Two days ago, Anurag Acharya, one-half the brainchild behind Google Scholar came in to speak at the Legal Technology & Informatics class I'm auditing at Stanford. The class is taught by Ron Dolin, who wrote his Ph.D dissertation on search and started the search evaluation team when he worked at Google. Ron later got his law degree for fun, something that I still can't get over.

Anurag recently delivered a presentation at Cornell on the Google Scholar approach to legal search that he shared with us again in part. Currently, like Westlaw Next, Google Scholar is only available for American legal documents, which is a shame. However, of what is available, Google Scholar is already better than everything I've tried. The best part of using a Google product is that I don't have to spend hours figuring out how to use it. Now, that's partially because I've been using Google since I was 10 years old but it's also because Google is designed to be intuitive.
Google Scholar emerged from a problem that engineers couldn't quite solve. They wanted to rank scholarly documents higher on search results but couldn't gauge whether the user was looking for scholarly results or just a quick answer. For instance, if I'm searching for "Miranda warning", maybe I'm a layperson who heard the phrase somewhere and wanted to know what it meant i.e. the right to remain silent or maybe I'm a legal student/professional and I want to find the 1966 case i.e.
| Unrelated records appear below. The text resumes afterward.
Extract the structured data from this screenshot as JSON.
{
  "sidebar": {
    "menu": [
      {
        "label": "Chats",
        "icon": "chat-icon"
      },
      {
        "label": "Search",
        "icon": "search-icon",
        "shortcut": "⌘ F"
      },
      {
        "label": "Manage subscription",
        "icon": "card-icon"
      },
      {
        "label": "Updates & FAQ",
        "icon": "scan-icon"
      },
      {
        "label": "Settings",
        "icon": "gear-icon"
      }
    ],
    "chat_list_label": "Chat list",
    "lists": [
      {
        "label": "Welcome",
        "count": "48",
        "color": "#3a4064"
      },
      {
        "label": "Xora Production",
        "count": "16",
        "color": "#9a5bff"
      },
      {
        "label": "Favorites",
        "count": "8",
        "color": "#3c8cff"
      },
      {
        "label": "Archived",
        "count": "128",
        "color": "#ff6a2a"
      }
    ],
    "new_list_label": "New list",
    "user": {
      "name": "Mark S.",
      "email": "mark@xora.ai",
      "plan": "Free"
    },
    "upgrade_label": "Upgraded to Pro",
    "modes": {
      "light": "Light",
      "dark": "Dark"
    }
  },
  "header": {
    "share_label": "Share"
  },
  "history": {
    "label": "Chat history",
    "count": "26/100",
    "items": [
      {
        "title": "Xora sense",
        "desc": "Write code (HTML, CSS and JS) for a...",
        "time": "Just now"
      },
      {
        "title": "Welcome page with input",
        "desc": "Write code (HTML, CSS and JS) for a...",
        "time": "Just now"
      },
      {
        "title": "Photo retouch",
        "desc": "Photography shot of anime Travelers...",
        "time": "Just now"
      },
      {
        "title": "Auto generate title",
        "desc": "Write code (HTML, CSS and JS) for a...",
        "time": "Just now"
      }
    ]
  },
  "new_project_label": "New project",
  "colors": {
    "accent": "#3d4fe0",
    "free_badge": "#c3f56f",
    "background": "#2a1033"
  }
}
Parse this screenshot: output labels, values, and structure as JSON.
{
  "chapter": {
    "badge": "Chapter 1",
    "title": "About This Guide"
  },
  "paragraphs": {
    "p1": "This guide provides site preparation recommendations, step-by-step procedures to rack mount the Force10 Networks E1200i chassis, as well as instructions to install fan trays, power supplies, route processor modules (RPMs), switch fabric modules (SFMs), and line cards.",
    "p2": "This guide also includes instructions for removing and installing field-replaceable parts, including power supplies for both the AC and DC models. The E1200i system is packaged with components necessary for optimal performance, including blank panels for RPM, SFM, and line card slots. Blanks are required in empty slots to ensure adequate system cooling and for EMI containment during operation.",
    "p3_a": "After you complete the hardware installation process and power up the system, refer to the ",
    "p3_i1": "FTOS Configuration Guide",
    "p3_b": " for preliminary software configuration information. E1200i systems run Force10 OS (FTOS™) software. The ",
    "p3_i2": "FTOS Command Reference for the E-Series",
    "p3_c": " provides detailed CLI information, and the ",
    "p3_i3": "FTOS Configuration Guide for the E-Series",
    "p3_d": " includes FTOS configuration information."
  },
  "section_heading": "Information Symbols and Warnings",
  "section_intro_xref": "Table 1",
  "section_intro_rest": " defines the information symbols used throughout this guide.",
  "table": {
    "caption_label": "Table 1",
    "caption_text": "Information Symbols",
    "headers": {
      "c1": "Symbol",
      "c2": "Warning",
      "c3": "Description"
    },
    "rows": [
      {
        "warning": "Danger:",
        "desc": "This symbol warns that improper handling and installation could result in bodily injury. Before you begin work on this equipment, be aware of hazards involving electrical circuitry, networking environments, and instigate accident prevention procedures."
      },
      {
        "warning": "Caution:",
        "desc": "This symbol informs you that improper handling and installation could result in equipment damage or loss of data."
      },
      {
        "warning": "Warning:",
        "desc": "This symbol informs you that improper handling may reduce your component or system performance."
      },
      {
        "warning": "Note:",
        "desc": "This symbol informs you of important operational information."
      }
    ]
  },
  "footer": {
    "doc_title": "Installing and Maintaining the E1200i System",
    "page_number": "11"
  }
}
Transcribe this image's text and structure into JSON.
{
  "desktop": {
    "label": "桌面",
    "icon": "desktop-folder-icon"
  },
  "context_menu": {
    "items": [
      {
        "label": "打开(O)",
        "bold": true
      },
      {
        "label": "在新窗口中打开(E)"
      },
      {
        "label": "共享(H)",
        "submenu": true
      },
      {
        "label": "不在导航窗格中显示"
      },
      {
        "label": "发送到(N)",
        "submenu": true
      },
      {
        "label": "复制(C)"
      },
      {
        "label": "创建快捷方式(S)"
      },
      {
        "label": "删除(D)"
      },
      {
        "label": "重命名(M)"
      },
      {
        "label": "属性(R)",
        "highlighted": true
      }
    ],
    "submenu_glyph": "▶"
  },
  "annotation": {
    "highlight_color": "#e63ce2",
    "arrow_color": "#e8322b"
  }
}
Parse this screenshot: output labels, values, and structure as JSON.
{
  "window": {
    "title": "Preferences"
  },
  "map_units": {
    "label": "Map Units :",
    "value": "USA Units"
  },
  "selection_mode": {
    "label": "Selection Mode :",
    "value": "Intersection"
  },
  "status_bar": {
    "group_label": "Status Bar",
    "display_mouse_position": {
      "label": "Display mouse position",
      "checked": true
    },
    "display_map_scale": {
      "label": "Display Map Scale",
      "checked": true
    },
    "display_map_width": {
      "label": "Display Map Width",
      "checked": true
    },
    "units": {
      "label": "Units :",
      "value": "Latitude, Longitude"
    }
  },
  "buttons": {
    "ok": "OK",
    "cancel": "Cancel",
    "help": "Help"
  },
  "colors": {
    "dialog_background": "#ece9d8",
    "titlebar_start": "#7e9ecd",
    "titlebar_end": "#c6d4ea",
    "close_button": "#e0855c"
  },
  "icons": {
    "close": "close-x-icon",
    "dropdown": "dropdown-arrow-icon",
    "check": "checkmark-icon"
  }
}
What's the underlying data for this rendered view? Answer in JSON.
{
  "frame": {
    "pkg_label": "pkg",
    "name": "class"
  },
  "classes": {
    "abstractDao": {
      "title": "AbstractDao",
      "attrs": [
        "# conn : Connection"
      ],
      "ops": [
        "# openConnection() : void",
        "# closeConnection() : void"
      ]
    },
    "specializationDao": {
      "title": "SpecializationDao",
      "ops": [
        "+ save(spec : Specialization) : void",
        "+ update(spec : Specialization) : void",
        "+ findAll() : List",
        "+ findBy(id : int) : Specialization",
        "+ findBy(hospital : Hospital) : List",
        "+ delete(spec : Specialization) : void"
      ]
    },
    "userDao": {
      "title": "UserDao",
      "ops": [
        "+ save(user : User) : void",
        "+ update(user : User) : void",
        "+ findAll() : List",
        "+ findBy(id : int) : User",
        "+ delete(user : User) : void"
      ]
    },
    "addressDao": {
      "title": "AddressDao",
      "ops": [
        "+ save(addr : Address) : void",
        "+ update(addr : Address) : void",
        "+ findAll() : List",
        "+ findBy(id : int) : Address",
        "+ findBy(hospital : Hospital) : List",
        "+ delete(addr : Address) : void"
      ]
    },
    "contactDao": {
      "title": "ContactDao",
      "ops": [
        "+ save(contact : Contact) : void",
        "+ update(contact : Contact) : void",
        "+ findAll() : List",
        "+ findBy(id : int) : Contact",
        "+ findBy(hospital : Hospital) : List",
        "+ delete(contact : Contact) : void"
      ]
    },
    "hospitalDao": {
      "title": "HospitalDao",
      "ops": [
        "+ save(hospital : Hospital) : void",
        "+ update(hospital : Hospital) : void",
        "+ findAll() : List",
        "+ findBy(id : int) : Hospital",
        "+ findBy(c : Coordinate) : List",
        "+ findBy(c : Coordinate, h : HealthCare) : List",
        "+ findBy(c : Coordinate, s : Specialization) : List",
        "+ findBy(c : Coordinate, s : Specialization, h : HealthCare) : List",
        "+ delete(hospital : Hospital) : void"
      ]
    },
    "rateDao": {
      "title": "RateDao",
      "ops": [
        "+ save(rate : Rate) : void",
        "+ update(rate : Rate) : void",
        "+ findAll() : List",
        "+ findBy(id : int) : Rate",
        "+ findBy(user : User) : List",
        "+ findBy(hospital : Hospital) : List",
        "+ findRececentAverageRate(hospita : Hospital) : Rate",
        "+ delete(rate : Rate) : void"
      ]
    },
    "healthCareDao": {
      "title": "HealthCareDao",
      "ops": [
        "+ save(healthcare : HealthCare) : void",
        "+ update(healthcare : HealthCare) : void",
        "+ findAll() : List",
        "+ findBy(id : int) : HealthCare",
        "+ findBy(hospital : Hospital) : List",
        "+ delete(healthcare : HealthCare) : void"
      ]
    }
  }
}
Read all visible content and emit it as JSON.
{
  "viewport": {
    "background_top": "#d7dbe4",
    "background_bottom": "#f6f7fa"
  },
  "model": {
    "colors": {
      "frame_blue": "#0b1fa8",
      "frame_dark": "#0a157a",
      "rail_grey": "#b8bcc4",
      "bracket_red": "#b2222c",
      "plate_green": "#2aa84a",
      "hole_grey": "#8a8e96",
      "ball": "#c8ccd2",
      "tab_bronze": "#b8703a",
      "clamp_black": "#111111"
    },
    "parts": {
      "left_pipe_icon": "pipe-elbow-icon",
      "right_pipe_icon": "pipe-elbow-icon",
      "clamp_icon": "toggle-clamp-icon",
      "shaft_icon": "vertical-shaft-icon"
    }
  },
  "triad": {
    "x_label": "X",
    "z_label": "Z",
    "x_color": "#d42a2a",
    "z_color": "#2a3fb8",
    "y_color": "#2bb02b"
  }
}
Miranda v. Arizona. Google couldn't tell which category I fell into and therefore couldn't optimize the search results. Eventually, it was decided that scholarly articles would be separated from the regular search engine and Google Scholar was born. 
On the legal search end, the overall goal of Google Scholar was that everyone should be able to find and read the laws that govern them. The team is small (5 people!) and the task is complex so everything has to be automated. One challenge of legal indexing is working with citations. For example, ibids are difficult to deal with because sometimes it's unclear which source it's referring to. Similarly, determining the significance of a citation can be tricky. Judgments can cite another case as precedent, persuasive, or simply as obiter dicta. So how how can the process of determining which cases are cited and of those, which citations are significant, be automated? (I have no idea.)

Here's how Google Scholar for legal documents work right now ...

I can search for a doctrine/keywords - here, I chose "fair use".


Campbell v. Acuff-Rose Music, Inc. is the second result, great! (This is the one where 2 Live Crew parodies Roy Orbison's "Oh, Pretty Woman".) Now, I can view the case.
 
I can see where the case was cited. I believe there is some effort made here so that the most relevant citations appear on top.

  I can also see how other cases cited it which is very helpful.

Like other legal search tools, I can restrict my search by jurisdiction.

Considering Westlaw and LexisNexis charge hundreds of dollars an hour, Google Scholar is not bad for a free service. It can't tell me whether a case was given positive or negative treatment and won't let me search through claims in the patents database but otherwise, I can't wait for them to build their documents and work their way to Canada, the UK, and Australia.

Google Scholar won't be rolling out anything intended for private markets but I have high hopes for Ravel Law, a startup that spun out of Stanford. Their search results aren't quite up to speed yet but the interface is beautiful.

Here's what I get when I put in "fair use".


 Uh, not quite what I wanted.

If I put in "fair use" + copyright, it gets better.


Fingers crossed that between Google Scholar and Ravel Law, no one will ever have to spend hours (or have to take a class) to learn how to use legal databases again.